I couldn’t resist taking pictures by the sculpture of Thomas Carlyle whose home on Cheyne Row I had visited only a couple of days ago and of St. Thomas More who also lived on Cheyne Walk. A few steps later, his very dignified statue came into view–in gilding and black stone against the charming backdrop of the old red brick Chelsea Church. Naturally, we had to step inside and were unexpectedly treated to the rehearsal of a German operatic duo which we paused to enjoy for a while. Then, we were inspecting the remotest corners of the church, taking in the private chapel and the memorial to Sir Thomas More, the poor ill-fated Chancellor to Henry VIII who refused to accept his supreme authority as Head of the Church of England, was beheaded in the Tower of London, only to be canonized a saint by the Catholic Church. Wonderful stone memorials, most of which were destroyed through German bombing in World War II and were loving restored, grace the dim interiors of this venerable church. Ivana was as enchanted as I was as we stopped frequently to read tomb stones and memorials dating from the 1400s.

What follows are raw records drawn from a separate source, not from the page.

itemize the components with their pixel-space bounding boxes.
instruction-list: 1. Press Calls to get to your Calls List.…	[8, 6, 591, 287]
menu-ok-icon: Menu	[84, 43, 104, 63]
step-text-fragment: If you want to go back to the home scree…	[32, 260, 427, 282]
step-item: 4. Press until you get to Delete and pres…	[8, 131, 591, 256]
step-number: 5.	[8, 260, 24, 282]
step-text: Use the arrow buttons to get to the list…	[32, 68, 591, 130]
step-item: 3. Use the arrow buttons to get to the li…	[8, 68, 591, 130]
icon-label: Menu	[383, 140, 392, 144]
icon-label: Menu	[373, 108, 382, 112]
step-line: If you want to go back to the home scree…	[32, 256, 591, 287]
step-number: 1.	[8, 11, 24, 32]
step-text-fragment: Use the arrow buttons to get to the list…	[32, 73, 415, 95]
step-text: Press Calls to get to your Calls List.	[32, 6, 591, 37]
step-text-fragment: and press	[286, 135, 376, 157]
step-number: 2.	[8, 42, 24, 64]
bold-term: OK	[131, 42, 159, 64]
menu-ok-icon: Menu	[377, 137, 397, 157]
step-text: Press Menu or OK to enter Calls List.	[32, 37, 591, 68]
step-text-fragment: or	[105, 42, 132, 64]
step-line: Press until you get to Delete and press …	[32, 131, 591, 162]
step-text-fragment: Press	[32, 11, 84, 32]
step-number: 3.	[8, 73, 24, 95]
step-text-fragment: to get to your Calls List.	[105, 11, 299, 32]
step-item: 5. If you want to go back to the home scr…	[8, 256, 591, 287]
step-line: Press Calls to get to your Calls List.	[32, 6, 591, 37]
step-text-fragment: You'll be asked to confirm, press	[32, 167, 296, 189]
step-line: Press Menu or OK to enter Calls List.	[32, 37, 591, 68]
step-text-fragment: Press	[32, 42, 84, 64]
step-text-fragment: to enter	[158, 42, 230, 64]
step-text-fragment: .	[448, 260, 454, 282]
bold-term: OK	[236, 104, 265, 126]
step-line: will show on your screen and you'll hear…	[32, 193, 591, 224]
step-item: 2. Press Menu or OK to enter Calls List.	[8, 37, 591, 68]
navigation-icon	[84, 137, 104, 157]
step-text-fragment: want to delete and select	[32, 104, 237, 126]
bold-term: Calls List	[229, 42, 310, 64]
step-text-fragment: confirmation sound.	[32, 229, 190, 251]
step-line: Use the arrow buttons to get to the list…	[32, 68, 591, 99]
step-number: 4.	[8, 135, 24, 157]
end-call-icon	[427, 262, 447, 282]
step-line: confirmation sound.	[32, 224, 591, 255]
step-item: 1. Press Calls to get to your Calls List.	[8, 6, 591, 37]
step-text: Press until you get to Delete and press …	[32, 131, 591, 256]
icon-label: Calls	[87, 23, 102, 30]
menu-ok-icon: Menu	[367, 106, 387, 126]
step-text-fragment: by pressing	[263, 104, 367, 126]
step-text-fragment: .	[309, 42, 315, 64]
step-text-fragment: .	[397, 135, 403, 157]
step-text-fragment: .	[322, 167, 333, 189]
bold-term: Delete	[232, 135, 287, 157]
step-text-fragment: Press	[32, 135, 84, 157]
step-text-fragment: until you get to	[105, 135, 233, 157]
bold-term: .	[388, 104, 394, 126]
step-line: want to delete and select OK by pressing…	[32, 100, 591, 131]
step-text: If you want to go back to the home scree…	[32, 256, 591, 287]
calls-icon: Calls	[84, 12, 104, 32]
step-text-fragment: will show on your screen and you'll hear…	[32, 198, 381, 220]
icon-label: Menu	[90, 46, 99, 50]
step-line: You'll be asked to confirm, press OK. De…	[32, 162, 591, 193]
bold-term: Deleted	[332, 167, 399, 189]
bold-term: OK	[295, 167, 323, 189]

When we did get out into the bright sunshine, we made our way to the King’s Road past the beautiful terraced houses that carry multi-million dollar price tags today. The shoppers were still hard at it as we walked through the Chelsea Arts and Crafts Market and picked up fresh walnut bread in Waitrose before heading towards Sloan Square where Ivana picked up her bike and left me to sample scents at Jo Malone’s showroom on Walton Street.
Half an hour later, half drooping with fatigue, I returned home on the Tube and treated myself to a cream tea–fruit scones with strawberry jam and clotted cream that I had picked up from M&S Simply Food. That and some rich fruit cake provided sustenance enough to allow me to sit and grade my first lot of essays from my Writing class. Except that the darn phone did not stop ringing and after a while I just left the machine to pick up.
An Inspector Lynley Mystery and watching Steven Fry’s new series on the BBC based on his exploration of the fifty US states got me ready for dinner and I fixed myself my Cheddar-Broccoli Soup with the aforementioned Walnut Bread. With some Chocolate Fudge Pudding for dessert, I was ready to call it a night.
And I hope I will sleep longer tonight.